Taken together, the studies of patients with either classical or “atypical” forms of PIDs discussed above illustrate the importance of the human model. Far from being concluded, search for human genes that, when mutated, cause PID is still very active. In fact, several reasons suggest that we have yet to discover many disease-causing genes. In particular, in recent years several genes that account for various “classical” forms of PIDs have been discovered focusing on restricted ethnic groups, with a higher consanguinity rate. Undoubtedly, this success reflects an increased attitude for international collaboration (126). At the same time, these studies have shown the heterogeneity of clinical and immunologic phenotypes that may associate with defects in the same gene. One such example is represented by RAG genes mutations, which may cause TB SCID, Omenn syndrome, leaky SCID, but also granulomas (127,128).

On the other hand, identification of patients with genetically determined susceptibility to selected infections has raised the question of what are the real borders for the definition of PID. Can we expect that all individuals who develop severe or atypical infections by common community acquired pathogens in the absence of other contributory factors (such as chemotherapy, cancer, trauma, etc.) carry mutation in a particular gene? And if so, should these patients be considered affected by PID? Furthermore, does this broad definition of PID apply only to patients with severe or atypical infections, or should we expand it to include also susceptibility to more common and less severe infections?

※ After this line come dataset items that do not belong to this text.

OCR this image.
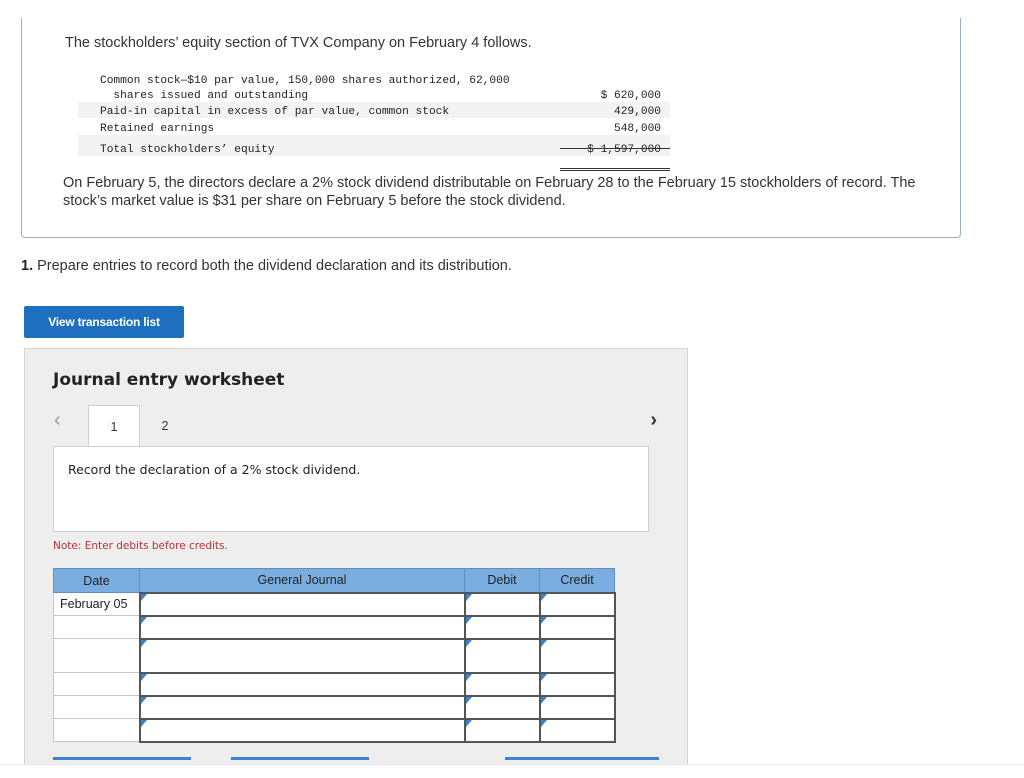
The stockholders’ equity section of TVX Company on February 4 follows.

Common stock—$10 par value, 150,000 shares authorized, 62,000
shares issued and outstanding	$ 620,000
Paid-in capital in excess of par value, common stock	429,000
Retained earnings	548,000
Total stockholders’ equity	$ 1,597,000

On February 5, the directors declare a 2% stock dividend distributable on February 28 to the February 15 stockholders of record. The stock’s market value is $31 per share on February 5 before the stock dividend.

1. Prepare entries to record both the dividend declaration and its distribution.

View transaction list
Journal entry worksheet
‹	›
1	2

Record the declaration of a 2% stock dividend.

Note: Enter debits before credits.

Date	General Journal	Debit	Credit
February 05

Finally, the study of patients with aHUS and with PAP has clearly shown the limitation of a clinical definition of PIDs, based on identification of an infectious phenotype. Indeed, it is becoming more and more obvious that PIDs may present with autoimmune and inflammatory features, or even with previously unanticipated clinical phenotypes that are limited to single organs. With this is mind, it can be expected that a large number of PID genes have yet to be discovered. As mass sequencing, advanced genome-wide scans and bioinformatics become more available and sophisticated, the answer to these questions are on the verge of discovery, as are new approaches to the prevention and treatment of these diseases.